Le confinement des Français a entraîné ces derniers jours un recul de la vente de produits agricoles français, qui risque de s’aggraver suite à l’ordre de fermeture des marchés alimentaires à ciel ouvert émis le 23 mars. Du coup, plusieurs enseignes se sont mobilisées pour encourager les achats de produits locaux.
Le patron des magasins E. Leclerc a indiqué s’être engagé auprès de la FNSEA à « stopper toute autre origine que France sur les filières asperges, tomates et concombres ». « Idem pour la fraise française, qui sera poussée en priorité », a déclaré Michel-Edouard Leclerc dans un billet posté sur son blog. Il a précisé qu’il pourrait y avoir des exceptions dans quelques magasins afin d’honorer les contrats passés, mais que « ce sera anecdotique ».
L’enseigne Système U s’est aussi engagée auprès de la FNSEA à faire valoir le made in France sur ses étals, révèle un communiqué paru ce même jour. Le groupe coopératif assure mettre « tout en œuvre pour promouvoir les ventes des produits de saison de France et ainsi soutenir la production nationale ». De plus, Système U a décidé de « mettre en place le paiement comptant des factures pour soutenir la trésorerie des TPE et PME française qui livrent les entrepôts ».
D’après la FNO (éleveur ovins, FNSEA), Auchan se serait aussi engagé à « mettre en avant les agneaux et les fruits et légumes français ». Enfin, Intermarché a annoncé, dans un communiqué du 23 mars, « un plan média national d’envergure pour […] inciter à consommer notamment plus de fraises et d’asperges françaises ».

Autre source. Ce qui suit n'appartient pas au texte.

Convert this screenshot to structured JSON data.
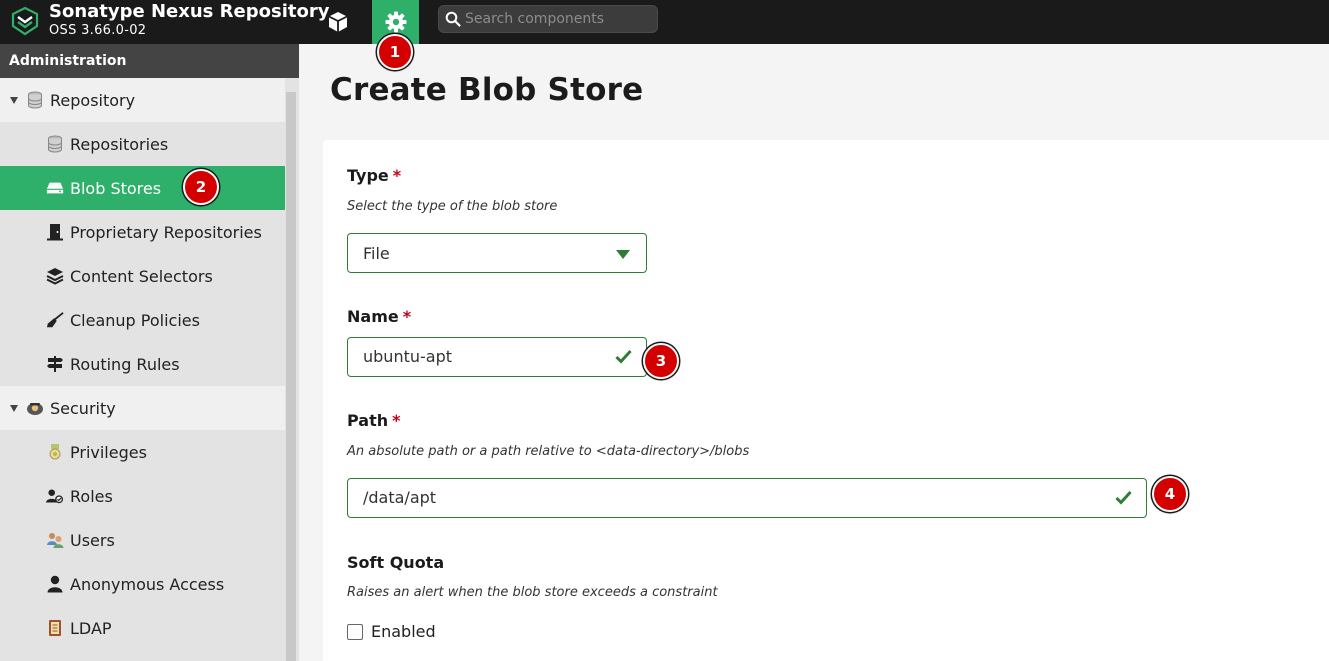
{
  "header": {
    "app_name": "Sonatype Nexus Repository",
    "version": "OSS 3.66.0-02",
    "search_placeholder": "Search components"
  },
  "badges": [
    "1",
    "2",
    "3",
    "4"
  ],
  "sidebar": {
    "header": "Administration",
    "items": [
      {
        "label": "Repository",
        "icon": "database-icon",
        "kind": "group"
      },
      {
        "label": "Repositories",
        "icon": "database-icon",
        "kind": "sub"
      },
      {
        "label": "Blob Stores",
        "icon": "hard-drive-icon",
        "kind": "sub",
        "active": true
      },
      {
        "label": "Proprietary Repositories",
        "icon": "door-icon",
        "kind": "sub"
      },
      {
        "label": "Content Selectors",
        "icon": "layers-icon",
        "kind": "sub"
      },
      {
        "label": "Cleanup Policies",
        "icon": "broom-icon",
        "kind": "sub"
      },
      {
        "label": "Routing Rules",
        "icon": "signpost-icon",
        "kind": "sub"
      },
      {
        "label": "Security",
        "icon": "security-badge-icon",
        "kind": "group"
      },
      {
        "label": "Privileges",
        "icon": "medal-icon",
        "kind": "sub"
      },
      {
        "label": "Roles",
        "icon": "user-role-icon",
        "kind": "sub"
      },
      {
        "label": "Users",
        "icon": "users-icon",
        "kind": "sub"
      },
      {
        "label": "Anonymous Access",
        "icon": "user-icon",
        "kind": "sub"
      },
      {
        "label": "LDAP",
        "icon": "book-icon",
        "kind": "sub"
      }
    ]
  },
  "main": {
    "title": "Create Blob Store",
    "type": {
      "label": "Type",
      "required": "*",
      "help": "Select the type of the blob store",
      "value": "File"
    },
    "name": {
      "label": "Name",
      "required": "*",
      "value": "ubuntu-apt"
    },
    "path": {
      "label": "Path",
      "required": "*",
      "help": "An absolute path or a path relative to <data-directory>/blobs",
      "value": "/data/apt"
    },
    "soft_quota": {
      "label": "Soft Quota",
      "help": "Raises an alert when the blob store exceeds a constraint",
      "checkbox_label": "Enabled",
      "checked": false
    }
  },
  "colors": {
    "accent": "#2eb06b",
    "valid": "#2e7d32",
    "badge": "#d40000",
    "required": "#c4001a"
  }
}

Le ministre de l’Economie Bruno Le Maire a aussi incité les enseignes à mettre l’accent sur ces produits. « Je sais que (ces enseignes) le feront parce qu’elles sont solidaires dans cette crise […] de façon à ce que nos agriculteurs ne soient pas pénalisés par cette décision » de fermer les marchés, a-t-il ajouté, citant notamment des produits comme les fruits et légumes, la viande ou les poissons.
Seul espoir pour les agriculteurs dépendant de la vente sur les marchés : la possibilité de lever l’interdiction dans certaines communes lorsque le marché y est « le seul (moyen) parfois » d’avoir « accès à des produits frais », a précisé le Premier ministre Édouard Philippe.